Joe Manchin swipes at Kyrsten Sinema, arguing she 'made us wait two years' to pass prescription drug reform
- Joe Manchin chided Krysten Sinema on Friday, saying she delayed Democrats' plans to reform drug pricing.
- "We had a senator from Arizona who basically didn't let us go as far as we needed to go," he said.
Sen. Joe Manchin chided Sen. Kyrsten Sinema on Friday, blaming his colleague for holding up Democrats' plans to reform prescription drug pricing.
Democrats are hot off a key victory, with President Joe Biden having signed the Inflation Reduction Act on Tuesday. The sweeping spending package revived some of the White House's goals for clean-energy projects, healthcare reform, and tax overhauls. Yet one of the senators key to passing the package is still lamenting some of the measures that didn't make the final cut.
In a roundtable discussion, Manchin noted that the $35 cap on insulin for private insurance was tossed out by Republicans.
"Then we had a senator from Arizona who basically didn't let us go as far as we needed to go with our negotiations and made us wait two years," Manchin said. "Those type of things … I don't question anybody. Everyone's responding to their own constituent base. But we did get something."
Manchin's statement seems to reference Sinema, the final holdout for the IRA among Senate Democrats, who has taken a more moderate stance toward pharmaceuticals reform. A Manchin spokesperson said that the senator misspoke during the roundtable.
Meanwhile, Sinema responded on Twitter to a tweet of Manchin's quote with a link to a November 2021 statement outlining her agreement to an earlier Medicare drug negotiation provision.
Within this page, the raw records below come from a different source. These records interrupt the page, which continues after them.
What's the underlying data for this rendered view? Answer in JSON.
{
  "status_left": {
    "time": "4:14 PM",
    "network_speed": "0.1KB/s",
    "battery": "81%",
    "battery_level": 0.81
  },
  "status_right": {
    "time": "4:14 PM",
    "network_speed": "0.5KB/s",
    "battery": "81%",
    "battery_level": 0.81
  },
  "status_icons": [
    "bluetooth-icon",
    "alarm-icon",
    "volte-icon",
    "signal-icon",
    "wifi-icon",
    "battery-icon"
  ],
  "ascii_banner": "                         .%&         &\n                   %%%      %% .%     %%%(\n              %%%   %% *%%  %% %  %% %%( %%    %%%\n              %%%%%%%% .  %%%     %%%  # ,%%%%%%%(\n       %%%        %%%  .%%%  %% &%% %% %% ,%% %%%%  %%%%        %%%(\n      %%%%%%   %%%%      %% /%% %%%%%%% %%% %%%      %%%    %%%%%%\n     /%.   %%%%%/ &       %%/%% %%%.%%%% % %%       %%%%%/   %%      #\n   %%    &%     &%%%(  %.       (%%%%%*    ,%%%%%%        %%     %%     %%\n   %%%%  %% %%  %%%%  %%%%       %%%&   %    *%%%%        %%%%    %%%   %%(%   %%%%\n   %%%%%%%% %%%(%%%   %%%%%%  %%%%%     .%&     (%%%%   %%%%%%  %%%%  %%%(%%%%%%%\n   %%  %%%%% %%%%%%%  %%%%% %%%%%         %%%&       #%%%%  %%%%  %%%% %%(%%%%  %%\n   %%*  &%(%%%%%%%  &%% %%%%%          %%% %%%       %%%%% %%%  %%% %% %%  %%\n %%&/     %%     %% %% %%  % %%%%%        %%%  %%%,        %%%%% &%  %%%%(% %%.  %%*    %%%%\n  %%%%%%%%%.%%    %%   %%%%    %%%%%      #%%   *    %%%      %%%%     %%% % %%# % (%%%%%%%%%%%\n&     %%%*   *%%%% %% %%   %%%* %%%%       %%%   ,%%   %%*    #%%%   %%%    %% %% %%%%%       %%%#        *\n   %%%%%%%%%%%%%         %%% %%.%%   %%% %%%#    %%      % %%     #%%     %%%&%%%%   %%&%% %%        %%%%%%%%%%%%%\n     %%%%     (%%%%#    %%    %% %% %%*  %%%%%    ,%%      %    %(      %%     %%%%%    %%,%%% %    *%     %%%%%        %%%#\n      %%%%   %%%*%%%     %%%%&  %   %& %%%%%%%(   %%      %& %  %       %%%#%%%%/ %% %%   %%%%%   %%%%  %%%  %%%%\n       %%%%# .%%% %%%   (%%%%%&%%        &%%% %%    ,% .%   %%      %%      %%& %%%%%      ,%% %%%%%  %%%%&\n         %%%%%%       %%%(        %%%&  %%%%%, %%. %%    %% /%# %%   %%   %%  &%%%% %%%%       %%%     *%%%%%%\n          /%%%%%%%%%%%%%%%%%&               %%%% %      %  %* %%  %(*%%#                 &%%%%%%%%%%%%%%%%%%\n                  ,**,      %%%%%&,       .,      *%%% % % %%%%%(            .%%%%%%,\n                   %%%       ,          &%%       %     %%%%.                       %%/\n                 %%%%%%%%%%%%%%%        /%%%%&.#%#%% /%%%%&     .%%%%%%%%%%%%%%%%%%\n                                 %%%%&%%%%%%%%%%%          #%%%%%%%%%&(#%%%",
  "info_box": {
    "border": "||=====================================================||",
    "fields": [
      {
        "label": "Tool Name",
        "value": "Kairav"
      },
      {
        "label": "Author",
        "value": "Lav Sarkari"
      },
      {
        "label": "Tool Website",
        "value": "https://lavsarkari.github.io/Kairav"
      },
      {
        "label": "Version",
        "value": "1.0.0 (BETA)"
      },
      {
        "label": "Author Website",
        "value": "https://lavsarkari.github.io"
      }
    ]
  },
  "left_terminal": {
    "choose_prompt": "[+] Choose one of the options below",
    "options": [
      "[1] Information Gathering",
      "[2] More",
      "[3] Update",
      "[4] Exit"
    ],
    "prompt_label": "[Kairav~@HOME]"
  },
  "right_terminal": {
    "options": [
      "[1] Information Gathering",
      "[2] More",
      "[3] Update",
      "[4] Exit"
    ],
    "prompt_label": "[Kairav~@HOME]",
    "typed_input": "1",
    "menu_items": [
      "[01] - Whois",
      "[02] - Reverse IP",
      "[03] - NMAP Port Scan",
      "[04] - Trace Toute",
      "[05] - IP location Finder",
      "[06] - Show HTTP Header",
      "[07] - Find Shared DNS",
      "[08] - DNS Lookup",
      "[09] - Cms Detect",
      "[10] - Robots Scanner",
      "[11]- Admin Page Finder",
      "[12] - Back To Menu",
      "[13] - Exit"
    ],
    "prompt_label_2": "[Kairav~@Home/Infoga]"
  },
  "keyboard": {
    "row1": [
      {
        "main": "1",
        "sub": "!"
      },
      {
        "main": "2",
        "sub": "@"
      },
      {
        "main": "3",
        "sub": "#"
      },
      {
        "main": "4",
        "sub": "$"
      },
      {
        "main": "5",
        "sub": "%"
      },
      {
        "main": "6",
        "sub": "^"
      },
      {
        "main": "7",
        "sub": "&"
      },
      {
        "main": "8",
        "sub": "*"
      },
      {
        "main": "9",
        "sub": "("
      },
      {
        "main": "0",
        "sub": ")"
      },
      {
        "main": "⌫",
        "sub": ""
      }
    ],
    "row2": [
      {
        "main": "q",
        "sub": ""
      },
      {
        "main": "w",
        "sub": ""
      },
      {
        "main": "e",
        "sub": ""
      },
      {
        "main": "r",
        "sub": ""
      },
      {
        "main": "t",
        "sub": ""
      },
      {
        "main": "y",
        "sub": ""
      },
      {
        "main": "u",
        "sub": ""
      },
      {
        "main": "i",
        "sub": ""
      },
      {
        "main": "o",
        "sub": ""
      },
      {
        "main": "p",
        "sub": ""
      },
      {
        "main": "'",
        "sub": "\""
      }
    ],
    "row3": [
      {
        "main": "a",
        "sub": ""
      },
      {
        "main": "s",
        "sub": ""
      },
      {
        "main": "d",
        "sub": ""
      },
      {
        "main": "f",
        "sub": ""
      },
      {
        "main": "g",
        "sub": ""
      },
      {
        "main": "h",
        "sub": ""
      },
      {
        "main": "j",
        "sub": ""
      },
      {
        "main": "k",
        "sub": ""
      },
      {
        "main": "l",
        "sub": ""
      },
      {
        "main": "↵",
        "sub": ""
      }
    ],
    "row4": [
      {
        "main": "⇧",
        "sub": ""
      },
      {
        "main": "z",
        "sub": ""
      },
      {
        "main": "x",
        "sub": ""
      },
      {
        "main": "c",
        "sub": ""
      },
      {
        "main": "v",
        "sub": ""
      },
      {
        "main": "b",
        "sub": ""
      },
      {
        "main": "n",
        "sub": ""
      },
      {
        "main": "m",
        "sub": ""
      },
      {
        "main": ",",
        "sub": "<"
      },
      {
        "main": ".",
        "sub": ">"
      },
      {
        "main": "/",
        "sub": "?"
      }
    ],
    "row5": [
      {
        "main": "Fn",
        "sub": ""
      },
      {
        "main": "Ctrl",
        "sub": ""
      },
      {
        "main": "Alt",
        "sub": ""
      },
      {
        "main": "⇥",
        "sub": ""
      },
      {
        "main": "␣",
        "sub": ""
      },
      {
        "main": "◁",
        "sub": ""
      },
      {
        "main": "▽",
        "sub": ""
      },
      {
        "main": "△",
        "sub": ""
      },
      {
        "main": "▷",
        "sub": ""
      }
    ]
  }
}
Manchin discussed his thinking leading up to the legislation, which came after the war in Ukraine sent energy prices soaring.
"The BBB was killed, and then we were basically in limbo up until April. It started in April, getting to the point to where inflation was basically killing all of us — every person, man, woman, and child in America. And we have to do that," Manchin, who has been outspoken about the need to reduce inflation and has used it as a reason to not back a larger spending package, said.
Ultimately, the bill passed the Senate through party-line budget reconciliation, with all 50 Democrats and Vice President Kamala Harris voting in favor of it. The House affirmed the bill a week ago, also on strict party lines.
Manchin and Sinema were the most significant hurdles for Democrats hoping to pass a slimmed-down version of Biden's Build Back Better spending package. The West Virginia Senator came around in late July after reaching an agreement with Senate Minority Leader Chuck Schumer to shift the measure's focus toward reducing the deficit and countering inflation.
Sinema remained the sole holdout among Senate Democrats in the following week. The Arizona senator had previously balked at closing a tax loophole that largely benefitted private equity and hedge fund managers. Sinema joined her 49 Senate peers in support of the plan in early August after Democrats agreed to scrap the tax-code update and keep the loophole.